HARMONICS

From your study of oscillators, you should know that the oscillator will oscillate at the resonant frequency of the tank circuit. Although the tank circuit is resonant at a particular frequency, many other frequencies other than the resonant frequency are present in the oscillator. These other frequencies are referred to as HARMONICS. A harmonic is defined as a sinusoidal wave having a frequency that is a multiple of the fundamental frequency. In other words, a sine wave that is twice that fundamental frequency is referred to as the SECOND HARMONIC.

What you must remember is that the current in circuits operating at the resonant frequency is relatively large in amplitude. The harmonic frequency amplitudes are relatively small. For example, the second harmonic of a fundamental frequency has only 20 percent of the amplitude of the resonant frequency. A third harmonic has perhaps 10 percent of the amplitude of the fundamental frequency.

One useful purpose of harmonics is that of frequency multiplication. It can be used in circuits to multiply the fundamental frequency to a higher frequency. The need for frequency-multiplier circuits results from the fact that the frequency stability of most oscillators decreases as frequency increases. Relatively good stability can be achieved at the lower frequencies. Thus, to achieve optimum stability, an oscillator is operated at a low frequency, and one or more stages of multiplication are used to raise the signal to the desired operating frequency.

FREQUENCY MULTIPLICATION

FREQUENCY MULTIPLIERS are special class C amplifiers that are biased at 3 to 10 times the normal cutoff bias. They are used to generate a frequency that is a multiple (harmonic) of a lower frequency. Such circuits are called frequency multipliers or harmonic generators.

Figure 2 - 26 illustrates a frequency multiplier known as a FREQUENCY DOUBLER or SECOND HARMONIC GENERATOR. As illustrated, the input is 1 megahertz and the output is 2 megahertz, or twice the input frequency. In other words, the second harmonic of 1 megahertz is 2 megahertz. The third harmonic (frequency tripler) would be 3 megahertz, or 3 times the input signal. The fourth harmonic (quadruplet) would be 4 megahertz, or 4 times the 1-megahertz input signal. The fourth harmonic generator (frequency quadruplet) is normally as high in multiplication as is practical, because at harmonics higher than the fourth, the output diminishes to a very weak output signal.

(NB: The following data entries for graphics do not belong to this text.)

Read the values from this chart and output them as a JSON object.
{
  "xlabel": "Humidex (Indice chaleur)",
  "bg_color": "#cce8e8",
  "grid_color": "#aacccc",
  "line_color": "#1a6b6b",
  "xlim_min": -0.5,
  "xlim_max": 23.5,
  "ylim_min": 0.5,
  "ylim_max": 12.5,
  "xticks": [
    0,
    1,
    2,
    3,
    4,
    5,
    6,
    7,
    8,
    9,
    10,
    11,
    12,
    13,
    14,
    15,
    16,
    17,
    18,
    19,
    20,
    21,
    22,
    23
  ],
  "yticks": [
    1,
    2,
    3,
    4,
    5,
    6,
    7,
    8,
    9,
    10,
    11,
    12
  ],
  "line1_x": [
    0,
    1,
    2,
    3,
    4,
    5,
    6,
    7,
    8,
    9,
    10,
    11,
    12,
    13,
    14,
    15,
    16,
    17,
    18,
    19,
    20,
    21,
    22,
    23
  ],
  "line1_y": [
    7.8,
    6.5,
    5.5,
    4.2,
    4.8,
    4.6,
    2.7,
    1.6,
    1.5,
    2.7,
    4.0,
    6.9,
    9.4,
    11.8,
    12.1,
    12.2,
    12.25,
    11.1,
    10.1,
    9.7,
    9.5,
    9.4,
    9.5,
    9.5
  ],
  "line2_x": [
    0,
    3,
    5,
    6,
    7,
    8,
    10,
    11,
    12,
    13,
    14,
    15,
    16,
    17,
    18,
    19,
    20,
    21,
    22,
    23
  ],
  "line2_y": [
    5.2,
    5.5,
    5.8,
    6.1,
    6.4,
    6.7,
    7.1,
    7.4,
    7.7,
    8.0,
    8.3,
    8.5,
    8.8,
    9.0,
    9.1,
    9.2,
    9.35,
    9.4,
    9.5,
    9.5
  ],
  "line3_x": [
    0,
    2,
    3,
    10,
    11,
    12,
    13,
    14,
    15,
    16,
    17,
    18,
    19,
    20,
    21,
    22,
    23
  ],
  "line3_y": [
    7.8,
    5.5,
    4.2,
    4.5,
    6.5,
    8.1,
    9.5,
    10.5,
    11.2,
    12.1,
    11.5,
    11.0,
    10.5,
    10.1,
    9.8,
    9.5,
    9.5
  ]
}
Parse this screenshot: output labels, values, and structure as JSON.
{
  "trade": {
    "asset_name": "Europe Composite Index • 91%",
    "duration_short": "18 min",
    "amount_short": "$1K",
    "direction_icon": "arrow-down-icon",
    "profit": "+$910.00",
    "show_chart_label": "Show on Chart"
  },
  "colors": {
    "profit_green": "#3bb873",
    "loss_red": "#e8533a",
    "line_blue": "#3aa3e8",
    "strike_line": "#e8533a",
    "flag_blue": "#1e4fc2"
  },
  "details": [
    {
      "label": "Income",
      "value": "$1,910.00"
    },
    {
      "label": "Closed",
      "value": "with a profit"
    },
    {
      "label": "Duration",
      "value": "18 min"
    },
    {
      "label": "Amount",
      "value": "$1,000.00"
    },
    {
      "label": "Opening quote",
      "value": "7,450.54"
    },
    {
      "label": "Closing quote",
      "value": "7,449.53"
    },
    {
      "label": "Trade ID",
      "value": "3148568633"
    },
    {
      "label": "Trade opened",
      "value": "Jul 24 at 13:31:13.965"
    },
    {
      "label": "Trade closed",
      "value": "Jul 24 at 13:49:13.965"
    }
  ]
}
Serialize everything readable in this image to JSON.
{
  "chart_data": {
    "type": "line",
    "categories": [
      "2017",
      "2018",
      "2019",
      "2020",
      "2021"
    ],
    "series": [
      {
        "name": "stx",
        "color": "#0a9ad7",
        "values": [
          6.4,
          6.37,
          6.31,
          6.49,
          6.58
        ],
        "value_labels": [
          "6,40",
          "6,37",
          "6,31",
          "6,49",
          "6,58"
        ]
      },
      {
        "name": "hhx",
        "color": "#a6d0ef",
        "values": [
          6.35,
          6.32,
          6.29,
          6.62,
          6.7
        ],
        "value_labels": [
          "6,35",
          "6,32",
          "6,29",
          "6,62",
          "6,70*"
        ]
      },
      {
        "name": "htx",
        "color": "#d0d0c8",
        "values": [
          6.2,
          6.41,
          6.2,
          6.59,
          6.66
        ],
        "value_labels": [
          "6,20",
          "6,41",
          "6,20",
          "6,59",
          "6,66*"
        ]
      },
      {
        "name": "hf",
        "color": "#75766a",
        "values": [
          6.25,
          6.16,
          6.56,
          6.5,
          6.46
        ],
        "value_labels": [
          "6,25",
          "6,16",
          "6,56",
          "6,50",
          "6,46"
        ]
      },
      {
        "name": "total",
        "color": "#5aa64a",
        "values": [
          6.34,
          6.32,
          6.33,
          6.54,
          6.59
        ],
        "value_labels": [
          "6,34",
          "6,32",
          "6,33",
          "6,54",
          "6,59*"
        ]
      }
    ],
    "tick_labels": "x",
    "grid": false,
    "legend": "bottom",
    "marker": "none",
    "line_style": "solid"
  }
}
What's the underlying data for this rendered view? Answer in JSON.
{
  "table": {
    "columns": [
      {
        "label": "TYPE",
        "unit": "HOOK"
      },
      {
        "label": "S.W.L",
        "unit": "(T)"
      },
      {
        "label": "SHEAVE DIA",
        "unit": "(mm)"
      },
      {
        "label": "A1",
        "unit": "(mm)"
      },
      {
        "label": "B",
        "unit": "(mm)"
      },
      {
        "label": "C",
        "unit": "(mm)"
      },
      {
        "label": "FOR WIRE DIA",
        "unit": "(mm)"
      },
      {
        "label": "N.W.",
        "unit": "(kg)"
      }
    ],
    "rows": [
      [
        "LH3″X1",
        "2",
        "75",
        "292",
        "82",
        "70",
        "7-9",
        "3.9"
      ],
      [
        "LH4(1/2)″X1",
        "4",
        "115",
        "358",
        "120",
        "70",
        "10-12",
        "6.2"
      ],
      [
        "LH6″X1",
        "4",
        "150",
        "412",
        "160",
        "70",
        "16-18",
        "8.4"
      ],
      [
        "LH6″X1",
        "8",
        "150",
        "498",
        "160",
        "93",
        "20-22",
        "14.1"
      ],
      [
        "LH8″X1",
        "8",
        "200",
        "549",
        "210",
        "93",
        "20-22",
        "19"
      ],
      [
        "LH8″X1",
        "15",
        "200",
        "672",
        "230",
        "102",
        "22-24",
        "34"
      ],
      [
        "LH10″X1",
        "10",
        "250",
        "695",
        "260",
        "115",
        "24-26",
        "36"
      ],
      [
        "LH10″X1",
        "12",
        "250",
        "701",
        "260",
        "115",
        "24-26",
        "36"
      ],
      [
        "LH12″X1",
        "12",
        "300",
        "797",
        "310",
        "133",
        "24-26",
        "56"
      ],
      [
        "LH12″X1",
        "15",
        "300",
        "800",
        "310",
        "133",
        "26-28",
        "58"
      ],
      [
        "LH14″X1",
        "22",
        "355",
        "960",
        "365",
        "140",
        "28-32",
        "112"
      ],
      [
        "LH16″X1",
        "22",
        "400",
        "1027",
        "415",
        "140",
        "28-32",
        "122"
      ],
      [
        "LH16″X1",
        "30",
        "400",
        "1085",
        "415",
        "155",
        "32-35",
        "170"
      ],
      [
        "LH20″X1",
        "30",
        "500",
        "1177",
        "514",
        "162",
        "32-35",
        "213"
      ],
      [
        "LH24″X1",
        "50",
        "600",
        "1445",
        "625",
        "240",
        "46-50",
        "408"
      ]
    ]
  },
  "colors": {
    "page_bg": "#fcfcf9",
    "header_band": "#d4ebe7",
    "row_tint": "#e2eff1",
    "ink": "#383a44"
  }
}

Figure 2-26. - Frequency doubler.

Frequency multipliers are operated by the pulses of collector current produced by a class C amplifier. Although the collector current flows in pulses, the alternating collector voltage is sinusoidal because of the action of the tank circuit. When the output tank circuit is tuned to the required harmonic, the tank circuit acts as a filter, accepting the desired frequency and rejecting all others.

Figure 2-27 illustrates the waveforms in a typical doubler circuit. You can see that the pulses of collector current are the same frequency as the input signal. These pulses of collector current energize the tank circuit and cause it to oscillate at twice the base signal frequency. Between the pulses of collector current, the tank circuit continues to oscillate. Therefore, the tank circuit receives a current pulse for every other cycle of its output.

Figure 2-27. - Frequency doubler waveforms.

Buffer Amplifier Coupling the resonant frequency from the oscillator by different coupling methods also affects the oscillator frequency and amplitude. A BUFFER AMPLIFIER decreases the loading effect on the oscillator by reducing the interaction (matching impedance) between the load and the oscillator.

Figure 2-28 is the schematic diagram of a buffer amplifier. This circuit is a common-collector amplifier. A common-collector amplifier has a high input impedance and a low output impedance. Since the output of an oscillator is connected to the high impedance of the common-collector amplifier, the buffer has little effect on the operation of the oscillator. The output of the common-collector buffer is then connected to an external load; therefore, the changes in the output load cannot reflect back to the oscillator circuit. Thus, the buffer amplifier reduces interaction between the load and the oscillator. Figure 2-29 illustrates a shunt-fed Hartley oscillator with a buffer amplifier. This is "one-way" coupling since the oscillator signal is coupled forward, but load changes are not coupled back to the oscillator.

Figure 2-28. - Buffer amplifier.

Figure 2-29. - Shunt-fed Hartley oscillator with buffer amplifier.

Q.22 What is the frequency that is twice the fundamental frequency?
Q.23 What is the purpose of the buffer amplifier?